4. Un état moins classique : le plasma
La matière est constituée d'atomes, eux-mêmes constitués d'un noyau central autour duquel se répartissent des électrons, sur des états d'énergie particuliers. Ces électrons peuvent être éjectés de leur atome s'ils se trouvent acquérir des énergies plus élevées que les énergies de liaison. L'éjection des électrons elle-même s'accompagne d'émission de lumière, comme l'éclair dans le ciel, la lumière d'une lampe au néon ou encore les aurores boréales. On parlera de plasma lorsqu'une fraction importante (éventuellement la totalité) de la matière considérée aura perdu tout ou partie de ses électrons. Dans cette situation, le plasma se présente comme un gaz en moyenne électriquement neutre (le bilan de charges électriques positives est égal au bilan de charges négatives), mais constitué de particules chargées positivement (les noyaux) baignant dans un gaz d'électrons, chargés négativement. Les électrons, dans ce plasma, ne gravitent plus autour de leur atome. Cet ensemble est de nature différente d'un gaz réellement neutre au niveau moléculaire, car les charges des électrons ainsi libérés de leur atome vont créer des champs électromagnétiques très intenses qui s'accompagnent de forces entre les atomes et les électrons sans aucun rapport avec un gaz neutre habituel, comme l'air. L'agitation des molécules du plasma sera fortement dominée par les champs électromagnétiques, alors que, dans le gaz neutre, les molécules ont un mouvement purement aléatoire, dit brownien, ne subissant aucune influence électromagnétique. En outre, il convient d'indiquer que le passage de l'état gazeux neutre à l'état plasma, lorsque la température augmente et que de plus en plus d'électrons sont éjectés de leur atome, n'est pas une transition de phase au sens thermodynamique du terme. Le plasma échappe donc complètement au diagramme d'état classique (cf. matière - Plasmas).

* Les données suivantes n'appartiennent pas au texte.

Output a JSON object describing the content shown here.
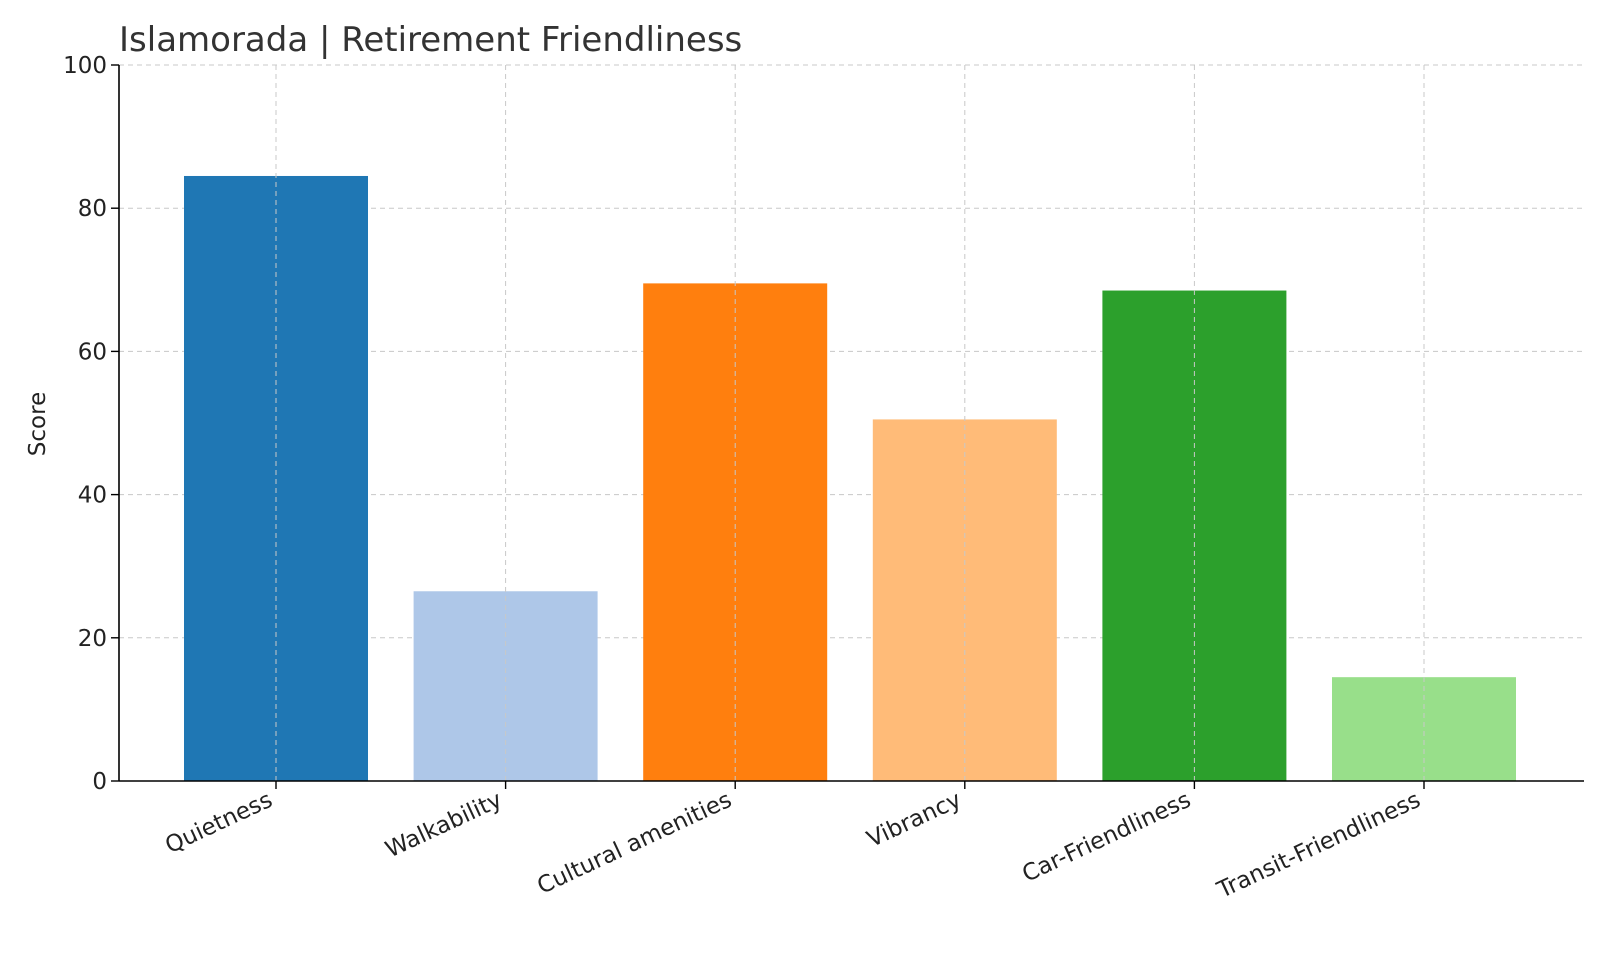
{
  "chart_data": {
    "type": "bar",
    "title": "Islamorada | Retirement Friendliness",
    "xlabel": "",
    "ylabel": "Score",
    "ylim": [
      0,
      100
    ],
    "yticks": [
      0,
      20,
      40,
      60,
      80,
      100
    ],
    "grid": true,
    "categories": [
      "Quietness",
      "Walkability",
      "Cultural amenities",
      "Vibrancy",
      "Car-Friendliness",
      "Transit-Friendliness"
    ],
    "values": [
      84.5,
      26.5,
      69.5,
      50.5,
      68.5,
      14.5
    ],
    "colors": [
      "#1f77b4",
      "#aec7e8",
      "#ff7f0e",
      "#ffbb78",
      "#2ca02c",
      "#98df8a"
    ]
  }
}
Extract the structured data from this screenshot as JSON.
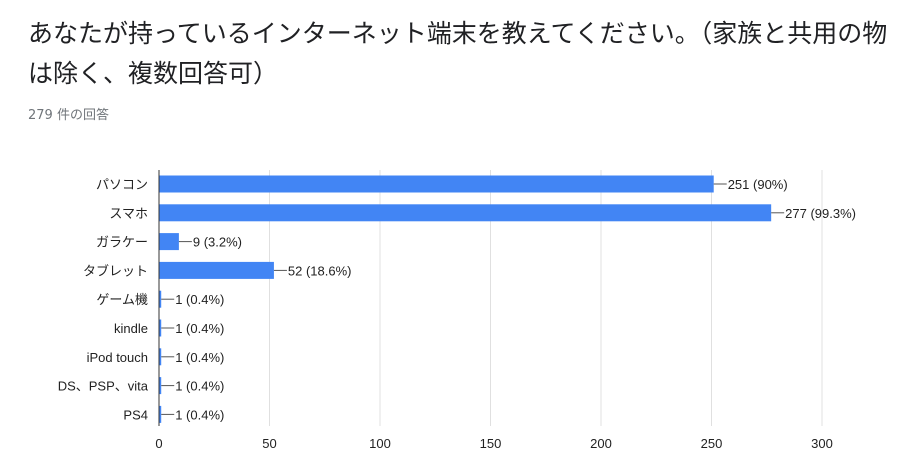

Le plasma, curiosité de laboratoire il y a encore quelques décennies, et objet d'intérêt astrophysique (le cœur des étoiles, par exemple, très énergétique, est constitué de plasma), intéresse aujourd'hui les industriels pour un grand nombre d'applications (éclairage, dépôts industriels de couches minces, moteurs de fusée, etc.). À un horizon lointain, se dessine l'espoir de reconstituer dans une centrale à fusion thermo-nucléaire contrôlée les conditions de température et de pression permettant la production d'énergie.